Pendant ce temps-là, l’économie prend eau de toutes parts. L’appareil productif est lourdement impacté par le désordre ambiant, la dégradation du climat des affaires et les difficultés du secteur bancaire. Les déficits explosent, privant l’Etat de moyens et de marges de manœuvre pour poursuivre notamment sa politique de traitement social du chômage des jeunes diplômés qui reprend de plus belle.

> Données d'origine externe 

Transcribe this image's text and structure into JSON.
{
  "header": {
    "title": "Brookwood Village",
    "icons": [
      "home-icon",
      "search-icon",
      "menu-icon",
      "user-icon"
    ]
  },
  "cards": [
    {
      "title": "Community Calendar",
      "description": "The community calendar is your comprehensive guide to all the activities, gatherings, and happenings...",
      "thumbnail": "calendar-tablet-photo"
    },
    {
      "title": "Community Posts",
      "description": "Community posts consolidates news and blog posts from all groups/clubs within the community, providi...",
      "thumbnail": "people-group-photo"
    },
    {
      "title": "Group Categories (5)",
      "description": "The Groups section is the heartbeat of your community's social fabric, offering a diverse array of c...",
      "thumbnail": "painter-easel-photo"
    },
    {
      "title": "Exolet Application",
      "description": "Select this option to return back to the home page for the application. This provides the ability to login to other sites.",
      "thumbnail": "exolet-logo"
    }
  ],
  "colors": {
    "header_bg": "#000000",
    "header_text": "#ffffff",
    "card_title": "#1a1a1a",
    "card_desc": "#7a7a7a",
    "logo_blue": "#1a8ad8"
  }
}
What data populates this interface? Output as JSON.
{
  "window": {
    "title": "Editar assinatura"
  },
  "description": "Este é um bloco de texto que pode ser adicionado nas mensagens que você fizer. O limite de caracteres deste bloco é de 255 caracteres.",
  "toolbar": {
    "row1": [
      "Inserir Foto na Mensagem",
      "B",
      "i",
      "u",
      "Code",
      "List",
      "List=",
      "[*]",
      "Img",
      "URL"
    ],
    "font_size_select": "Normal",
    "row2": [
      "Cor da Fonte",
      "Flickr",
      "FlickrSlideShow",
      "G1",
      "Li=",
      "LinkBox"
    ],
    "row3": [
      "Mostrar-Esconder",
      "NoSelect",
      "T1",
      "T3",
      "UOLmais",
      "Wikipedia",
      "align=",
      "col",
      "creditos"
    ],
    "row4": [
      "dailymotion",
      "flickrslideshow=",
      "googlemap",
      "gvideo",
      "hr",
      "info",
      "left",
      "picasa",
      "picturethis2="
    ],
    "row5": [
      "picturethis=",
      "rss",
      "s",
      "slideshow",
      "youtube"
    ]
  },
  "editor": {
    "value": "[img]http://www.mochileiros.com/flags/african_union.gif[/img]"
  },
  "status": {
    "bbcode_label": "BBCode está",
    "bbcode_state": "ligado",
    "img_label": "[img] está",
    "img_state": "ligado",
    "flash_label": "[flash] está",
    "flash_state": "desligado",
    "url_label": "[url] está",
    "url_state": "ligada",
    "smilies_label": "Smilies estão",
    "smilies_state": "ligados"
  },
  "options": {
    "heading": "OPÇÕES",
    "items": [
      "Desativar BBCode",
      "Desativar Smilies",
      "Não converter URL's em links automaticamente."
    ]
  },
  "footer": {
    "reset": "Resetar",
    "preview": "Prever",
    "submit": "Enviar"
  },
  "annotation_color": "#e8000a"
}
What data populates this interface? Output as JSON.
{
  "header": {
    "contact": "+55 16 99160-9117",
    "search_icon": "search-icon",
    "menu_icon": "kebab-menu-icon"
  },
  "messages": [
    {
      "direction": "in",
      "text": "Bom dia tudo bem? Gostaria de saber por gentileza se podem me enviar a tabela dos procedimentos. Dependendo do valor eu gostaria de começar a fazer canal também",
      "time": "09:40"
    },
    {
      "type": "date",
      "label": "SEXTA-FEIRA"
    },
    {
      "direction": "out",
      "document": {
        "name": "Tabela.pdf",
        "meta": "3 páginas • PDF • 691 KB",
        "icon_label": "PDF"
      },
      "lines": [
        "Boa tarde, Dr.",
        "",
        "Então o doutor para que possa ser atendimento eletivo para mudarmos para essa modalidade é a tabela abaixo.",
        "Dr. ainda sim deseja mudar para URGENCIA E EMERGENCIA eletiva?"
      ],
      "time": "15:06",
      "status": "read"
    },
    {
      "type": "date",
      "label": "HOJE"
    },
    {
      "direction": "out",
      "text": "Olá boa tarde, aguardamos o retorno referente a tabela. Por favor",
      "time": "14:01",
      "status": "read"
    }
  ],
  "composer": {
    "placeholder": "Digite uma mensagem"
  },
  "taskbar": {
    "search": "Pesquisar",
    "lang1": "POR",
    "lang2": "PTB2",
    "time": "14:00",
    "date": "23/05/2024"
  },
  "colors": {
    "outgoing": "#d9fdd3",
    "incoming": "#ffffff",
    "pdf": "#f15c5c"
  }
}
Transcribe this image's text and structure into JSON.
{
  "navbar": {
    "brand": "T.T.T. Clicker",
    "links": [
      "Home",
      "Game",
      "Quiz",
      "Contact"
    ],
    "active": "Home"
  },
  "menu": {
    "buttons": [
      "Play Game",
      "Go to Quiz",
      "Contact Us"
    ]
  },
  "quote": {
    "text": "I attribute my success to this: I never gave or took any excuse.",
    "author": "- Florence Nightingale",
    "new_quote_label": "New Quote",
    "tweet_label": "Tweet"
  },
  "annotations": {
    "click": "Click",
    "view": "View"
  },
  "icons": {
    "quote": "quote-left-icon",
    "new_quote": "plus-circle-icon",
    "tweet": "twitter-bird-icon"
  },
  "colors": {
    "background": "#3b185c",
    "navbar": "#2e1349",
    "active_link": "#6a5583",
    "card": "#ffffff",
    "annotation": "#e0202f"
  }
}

L’inflation s’incruste dans le paysage sociétal et nourrit déception, colère et protestation. La spirale prix-salaires menace de compromettre définitivement les quelques îlots de compétitivité qui résistent dans le paysage industriel. La dette extérieure, encore soutenable- mais jusqu’à quand ?- progresse à deux chiffres. Le recours à l’emprunt devient plus onéreux. Le comble est que l’on s’en sert, au mieux, pour rembourser la dette, au pire, pour financer nos achats de biens de consommation. Exit l’investissement.
Le pays perd en attractivité ce qu’il gagne à peu de frais en droits et libertés déliés d’obligations, de devoirs civiques et républicains.
Moralité : l’économie est au plus mal, en dépit des difficultés pour redresser les courbes de l’investissement, du chômage, du déficit extérieur, de l’inflation… Le moral des chefs d’entreprise n’est pas bien meilleur. On pouvait imaginer, sinon espérer, que les difficultés que vivent les Tunisiens au quotidien finiront par provoquer un déclic et un sursaut.
Malaise social, désillusion des jeunes sans emploi et sans perspective et l’alerte vaut pour tout le monde, même si le pire n’effleure même plus les esprits..
Nous voilà à la croisée des chemins, au milieu d’un vaste champ de difficultés économiques, politiques et sociales. Certaines s’apparentent à de véritables bombes à retardement. Elles peuvent exploser à tout moment. L’accalmie de l’été pourrait n’être que de courte durée. A moins que d’ici là, la population perçoive des signes de détente avec l’annonce d’un nouveau gouvernement qui fasse l’unanimité autour de lui et qui ne laisse pas de place au doute.
Et surtout d’une volonté de la part de tous de se projeter dans un avenir débarrassé de tout contentieux et de toute animosité politique.